Bagi saya, melewatkan tidur siang hanyalah permulaan. Berulang kali melafalkan “Semakin Menjelang Terakhir Semakin Gigih Maju” membantu saya menyadari bahwa apa yang disebut pengalaman orang lain sebenarnya menghambat saya, dan bahkan meresap dengan budaya Partai Komunis Tiongkok. Misalnya, “Saat berbicara dengan orang lain, katakan hanya sebagian kecil dari apa yang Anda pikirkan; jangan ungkapkan perasaan Anda yang sebenarnya,” “Selalu bersiap untuk yang terburuk dalam segala hal,” “Jangan mengkritik orang lain jika Anda sendiri belum melakukannya dengan baik,” dan “Tunggu sampai Anda memperbaiki diri sebelum berbagi pengalaman kultivasi Anda.”
Pandangan kita adalah cara untuk melindungi diri dari bahaya. Pengalaman hidup yang keras kepala ini telah menjebak orang-orang Tiongkok selama ribuan tahun, membuat kita terjebak dalam siklus pasang surut yang tak berujung. Sebagai seorang praktisi Falun Dafa, saya harus melepaskan diri dari semua pengalaman hidup ini, menyelesaikan tiga tugas yang diminta Guru, dan kembali bersama Guru.
Saya juga telah terbebas dari konsep “tunggu sampai Anda berkultivasi dengan baik sebelum menulis pengalaman Anda.” Proses menulis adalah tentang mencari ke dalam. Saya merasakan keyakinan dan keterbukaan yang kuat yang saya miliki saat pertama kali memperoleh Fa.
Ketika saya membaca ajaran Guru:
“Sesungguhnya coba anda semua pikirkan, orang Xiulian di masa lalu bahkan tidak berani bersikap lengah walau sekejap di dalam perjalanan Xiulian-nya yang akan menghabiskan waktu seumur hidup baru dapat ditempuh sampai tamat, sedangkan pengikut Dafa yang ingin menghasilkan buah status sebagai kehidupan yang diselamatkan Dafa, di tengah Xiulian-nya terdapat pula metode Xiulian yang paling praktis, bagaimana bisa tidak lebih gigih maju di dalam waktu Xiulian yang singkat ini, di mana kemuliaan yang paling agung dari Xiulian pembuktian kebenaran Fa semacam ini akan segera berlalu dalam sekejap?” (“Semakin Menjelang Terakhir Semakin Gigih Maju,” Petunjuk Penting untuk Gigih Maju III)

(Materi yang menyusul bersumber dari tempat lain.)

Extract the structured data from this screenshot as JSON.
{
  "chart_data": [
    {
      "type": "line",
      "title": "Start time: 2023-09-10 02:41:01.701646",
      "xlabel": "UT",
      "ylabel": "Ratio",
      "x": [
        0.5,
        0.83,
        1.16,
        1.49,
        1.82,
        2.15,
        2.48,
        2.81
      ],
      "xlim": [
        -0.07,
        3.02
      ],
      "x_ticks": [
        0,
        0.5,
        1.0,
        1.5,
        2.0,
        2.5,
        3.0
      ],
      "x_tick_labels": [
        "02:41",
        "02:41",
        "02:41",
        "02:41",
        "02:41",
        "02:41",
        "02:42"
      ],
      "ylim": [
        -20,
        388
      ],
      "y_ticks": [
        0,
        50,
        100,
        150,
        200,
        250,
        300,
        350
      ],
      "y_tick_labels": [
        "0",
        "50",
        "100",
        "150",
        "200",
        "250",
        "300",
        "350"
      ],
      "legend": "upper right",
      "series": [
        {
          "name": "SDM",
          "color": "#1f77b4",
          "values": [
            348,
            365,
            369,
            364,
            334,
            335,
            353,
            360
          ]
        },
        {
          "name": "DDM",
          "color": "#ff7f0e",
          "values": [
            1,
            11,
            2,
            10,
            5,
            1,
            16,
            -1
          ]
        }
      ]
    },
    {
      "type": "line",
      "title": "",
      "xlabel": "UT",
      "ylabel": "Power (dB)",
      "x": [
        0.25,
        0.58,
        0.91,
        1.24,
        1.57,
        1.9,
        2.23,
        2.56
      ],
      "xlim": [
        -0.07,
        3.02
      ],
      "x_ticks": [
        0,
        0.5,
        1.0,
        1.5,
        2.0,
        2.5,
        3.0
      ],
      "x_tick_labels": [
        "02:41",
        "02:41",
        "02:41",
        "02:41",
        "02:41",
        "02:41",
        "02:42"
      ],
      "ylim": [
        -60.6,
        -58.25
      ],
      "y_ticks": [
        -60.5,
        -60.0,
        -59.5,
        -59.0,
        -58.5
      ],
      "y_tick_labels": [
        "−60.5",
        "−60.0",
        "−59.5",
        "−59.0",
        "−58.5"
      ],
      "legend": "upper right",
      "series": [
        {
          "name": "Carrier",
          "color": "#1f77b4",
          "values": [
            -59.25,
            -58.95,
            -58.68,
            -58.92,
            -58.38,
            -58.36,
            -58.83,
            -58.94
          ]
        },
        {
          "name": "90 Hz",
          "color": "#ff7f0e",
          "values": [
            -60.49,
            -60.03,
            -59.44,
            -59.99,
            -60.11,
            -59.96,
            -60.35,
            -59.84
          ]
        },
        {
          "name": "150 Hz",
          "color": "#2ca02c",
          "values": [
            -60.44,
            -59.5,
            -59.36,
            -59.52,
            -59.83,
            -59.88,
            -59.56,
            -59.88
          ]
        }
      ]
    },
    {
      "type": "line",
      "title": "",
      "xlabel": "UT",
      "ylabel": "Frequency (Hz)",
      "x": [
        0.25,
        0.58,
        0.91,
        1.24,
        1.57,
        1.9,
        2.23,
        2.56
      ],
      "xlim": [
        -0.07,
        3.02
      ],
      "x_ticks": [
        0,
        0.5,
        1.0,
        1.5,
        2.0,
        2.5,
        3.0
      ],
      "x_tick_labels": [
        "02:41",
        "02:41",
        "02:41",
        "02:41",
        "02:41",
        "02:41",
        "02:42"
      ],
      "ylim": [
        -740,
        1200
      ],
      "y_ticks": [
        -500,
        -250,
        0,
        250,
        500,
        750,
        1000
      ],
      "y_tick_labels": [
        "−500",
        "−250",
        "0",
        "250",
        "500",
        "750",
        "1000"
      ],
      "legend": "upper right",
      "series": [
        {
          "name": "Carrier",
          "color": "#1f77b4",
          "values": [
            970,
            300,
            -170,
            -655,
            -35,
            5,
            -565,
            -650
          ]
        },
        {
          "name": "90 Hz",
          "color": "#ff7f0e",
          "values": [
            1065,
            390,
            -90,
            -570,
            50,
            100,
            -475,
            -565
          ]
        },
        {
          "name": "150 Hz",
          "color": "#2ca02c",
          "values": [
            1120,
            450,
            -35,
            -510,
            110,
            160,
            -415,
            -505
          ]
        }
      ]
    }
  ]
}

Air mata menggenang di pelupuk mata saya, dan rasa bersalah yang mendalam muncul dari lubuk hati saya. Dahulu, saya membaca bagian ini dengan santai, tetapi hari itu, saya sungguh memahami bahwa Guru sangat menginginkan kita untuk meningkat, dan saya merasakan belas kasih Guru yang luar biasa. Tidak ada alasan bagi saya untuk tidak gigih maju!
Itulah pemahaman saya pada tingkatan saya saat ini, mohon tunjukkan jika ada yang tidak sesuai dengan Fa.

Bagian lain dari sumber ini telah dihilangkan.